Honda uses a Google built-in system that’s standard on the top Touring trim, including Google Maps and Google Play enhanced by a speech-to-text service that also controls interior functions like climate control.
Tip-toeing into the EV age
Much like Toyota has been saying for several years, as well as supercar makers like Lamborghini, Honda is not rushing headlong into the EV age with the purpose of being first. The brand seems content to take it slow. Honda has said publicly that it’s committed to 100 percent electric vehicles by 2040. The pathway to get them there, though, is not just to start selling all EVs right now, Martin says. Their first EV will be the Prologue in 2024, which Martin refers to as a “toe in the water for the next generation of EVs.”
Last year, Honda launched the CR-V hybrid and hoped to incentivize customers to make the switch with attractive two-year lease deals. That stopgap allows the brand to hold onto electric-hungry customers, marking time until the all-electric Prologue SUV is ready for its debut.
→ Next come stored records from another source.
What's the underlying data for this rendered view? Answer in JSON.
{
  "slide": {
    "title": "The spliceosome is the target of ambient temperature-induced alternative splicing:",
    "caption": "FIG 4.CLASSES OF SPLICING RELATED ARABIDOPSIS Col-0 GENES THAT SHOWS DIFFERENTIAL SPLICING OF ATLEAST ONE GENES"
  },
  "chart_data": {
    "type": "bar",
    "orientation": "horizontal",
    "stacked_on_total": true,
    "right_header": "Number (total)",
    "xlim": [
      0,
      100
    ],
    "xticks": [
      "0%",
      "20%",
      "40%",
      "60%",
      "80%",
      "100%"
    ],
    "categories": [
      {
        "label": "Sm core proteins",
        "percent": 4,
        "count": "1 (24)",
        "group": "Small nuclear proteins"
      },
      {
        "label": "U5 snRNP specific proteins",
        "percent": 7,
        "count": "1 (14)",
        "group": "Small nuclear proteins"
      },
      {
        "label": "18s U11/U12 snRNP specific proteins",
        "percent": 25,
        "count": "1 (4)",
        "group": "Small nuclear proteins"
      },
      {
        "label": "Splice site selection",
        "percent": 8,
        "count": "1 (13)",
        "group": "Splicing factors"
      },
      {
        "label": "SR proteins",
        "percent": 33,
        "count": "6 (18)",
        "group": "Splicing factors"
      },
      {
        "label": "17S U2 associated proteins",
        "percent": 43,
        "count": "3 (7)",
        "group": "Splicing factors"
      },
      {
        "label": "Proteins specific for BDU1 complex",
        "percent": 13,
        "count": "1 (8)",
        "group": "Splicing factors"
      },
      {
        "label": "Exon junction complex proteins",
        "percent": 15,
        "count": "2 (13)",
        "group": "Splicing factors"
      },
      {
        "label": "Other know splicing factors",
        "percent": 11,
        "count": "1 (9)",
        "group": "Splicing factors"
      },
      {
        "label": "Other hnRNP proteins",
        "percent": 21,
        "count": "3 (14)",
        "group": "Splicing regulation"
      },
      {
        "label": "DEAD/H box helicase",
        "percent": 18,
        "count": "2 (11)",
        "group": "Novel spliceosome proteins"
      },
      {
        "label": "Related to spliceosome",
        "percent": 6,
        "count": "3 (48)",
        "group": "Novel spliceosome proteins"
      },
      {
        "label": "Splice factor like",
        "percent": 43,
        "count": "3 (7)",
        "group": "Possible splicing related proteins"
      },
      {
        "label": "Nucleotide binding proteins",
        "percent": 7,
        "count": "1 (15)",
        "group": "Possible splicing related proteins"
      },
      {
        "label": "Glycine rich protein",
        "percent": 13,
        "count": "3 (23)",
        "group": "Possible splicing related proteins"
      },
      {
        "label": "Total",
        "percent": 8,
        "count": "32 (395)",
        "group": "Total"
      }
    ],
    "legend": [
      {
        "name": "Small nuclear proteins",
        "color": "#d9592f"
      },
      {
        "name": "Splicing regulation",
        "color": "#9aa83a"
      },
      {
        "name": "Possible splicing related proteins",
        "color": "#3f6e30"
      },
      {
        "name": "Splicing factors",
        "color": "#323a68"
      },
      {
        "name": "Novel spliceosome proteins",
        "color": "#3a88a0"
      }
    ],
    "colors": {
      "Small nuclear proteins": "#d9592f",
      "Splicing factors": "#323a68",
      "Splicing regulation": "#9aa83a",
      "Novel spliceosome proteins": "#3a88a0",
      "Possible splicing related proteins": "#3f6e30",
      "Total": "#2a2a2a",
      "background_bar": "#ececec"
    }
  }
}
“We’ve got more than the Prologue coming,” Martin says with a wink in his voice. “We haven’t announced a lot of things, but obviously as we’re going to be selling a hundred percent [EVs] by 2040 there are a lot of other products in the pipeline.”
In the meantime, car buyers can climb into the muscular 2023 Accord and enjoy both the legacy this sedan offers plus all of the new technology and engineering Honda brought to the table.